#minorsextrafficking | Rep. Terri Carver’s bill works to keep state law on child pornography current with technology | Spotlight on the Springs | Premium

Ever since the early days of radio in the 1930s, and with television in the 1940s, the law has struggled to keep up with changes in technology.

Nowhere has it been more of a problem in recent times than with the internet and advancements in how people produce, distribute and view child pornography.

Reps.

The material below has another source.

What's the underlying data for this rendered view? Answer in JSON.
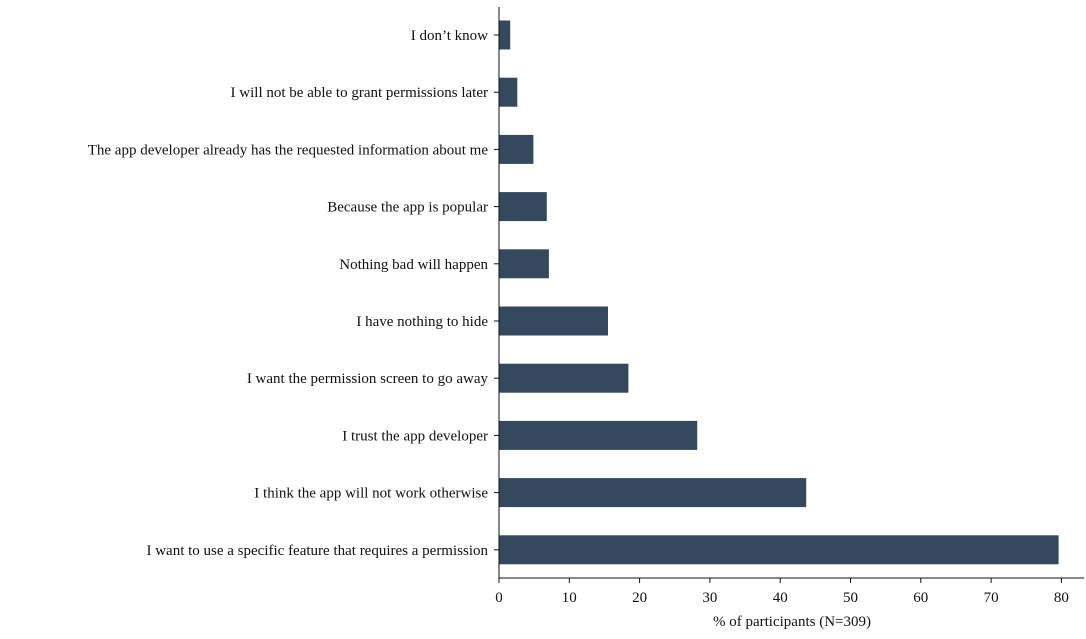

Terri Carver, R-Colorado Springs, and Dylan Roberts, D-Avon, hope to move Colorado’s statutes into the 21st century, and last week won a unanimous vote from the House Judiciary Committee on a bill to modernize the criminal justice statutes on child pornography.

House Bill 1120 ups the sentences for those who traffic in child pornography, and are bringing into the law those who view or produce child pornography using the latest internet technology.

The bill aligns state law on this technology with fines and sentences meted out to human traffickers, Carver told Colorado Politics this week.

It makes certain kinds of sexual exploitation of a child “an extraordinary risk” crime. That’s a crime that poses a substantial risk of harm to society and which carries a sentence enhancement. To date, 10 felony crimes have been defined as extraordinary risk, such as aggravated robbery, child abuse and stalking, along with several crimes tied to sex abuse, such as human trafficking for involuntary or sexual servitude, and invasion of privacy tied to sexual gratification (i.e., taking nude photos of someone without their knowledge).

Under the bill, the enhancement applies to acts that involve a child under 12 years old, a child who is subjected to physical force or violence; or one who is raped, including in sadomasochism.

The enhanced penalty for crimes tied to HB 1120 is an addition of between six months and four years, depending on the class of felony.

Carver said the issue came to her from a detective in the El Paso County Sheriff’s Office.

Cyber tips on child pornography coming to law enforcement in Colorado, she said, are growing yearly. In 2017, about 2,000 reports of child pornography internet sites were received; by 2019 it was more than 3,700. And more of those sites involve younger victims.

The bill is supported by the National Human Trafficking Survivors Coalition, which is run by Kelly Dore of Douglas County.

Roberts said when statutes were last updated, “we were talking about VHS and Polaroids.” Many people are slipping through the cracks and committing these crimes, but because the law is outdated they aren’t always being prosecuted.

“We will always be behind technology,” Roberts said, but this will bring Colorado out of the bottom tier of states in protecting children against being sexually exploited.

A fact sheet for HB 1120 says that the bill includes terms “that capture a perpetrator’s access to this material,” wherever found, although it specifically calls out live-streaming of child pornography. Carver said that in some cases, a customer would order a specific sex act on a child from a child pornographer.

Brian Harduoin is a deputy district attorney in Larimer County. His background includes a degree in electrical engineering, and at that time, he told the committee, “I learned about the promise of technology.”

After law school and becoming a district attorney, however, he saw a different side. Four years ago, he joined a special victims unit that specializes in internet crimes against children, and said he saw the most unspeakable acts imaginable.

In Larimer County, a chat room was used by 30 people to exchange links to cloud-based accounts that had images and videos of children being used for sexual purposes. One of those videos showed a rape of an infant, Harduoin said.

As introduced, HB 1120 would set up a grant program to provide funding for forensic assistance to law enforcement or prosecutors, but that was amended out of the bill, Carver said, when the Colorado Bureau of Investigation pointed out it already had a program for this purpose. That will knock out most of the bill’s estimated $101,460 cost for 2020-21 and $157,510 for 2021-22.

HB 1120 drew no opposition in the Feb. 4 hearing, and it now heads to the House Finance Committee and a Feb. 13 hearing. In the Senate, it will be sponsored by Sens. Bob Gardner, R-Colorado Springs, and Rhonda Fields, D-Aurora.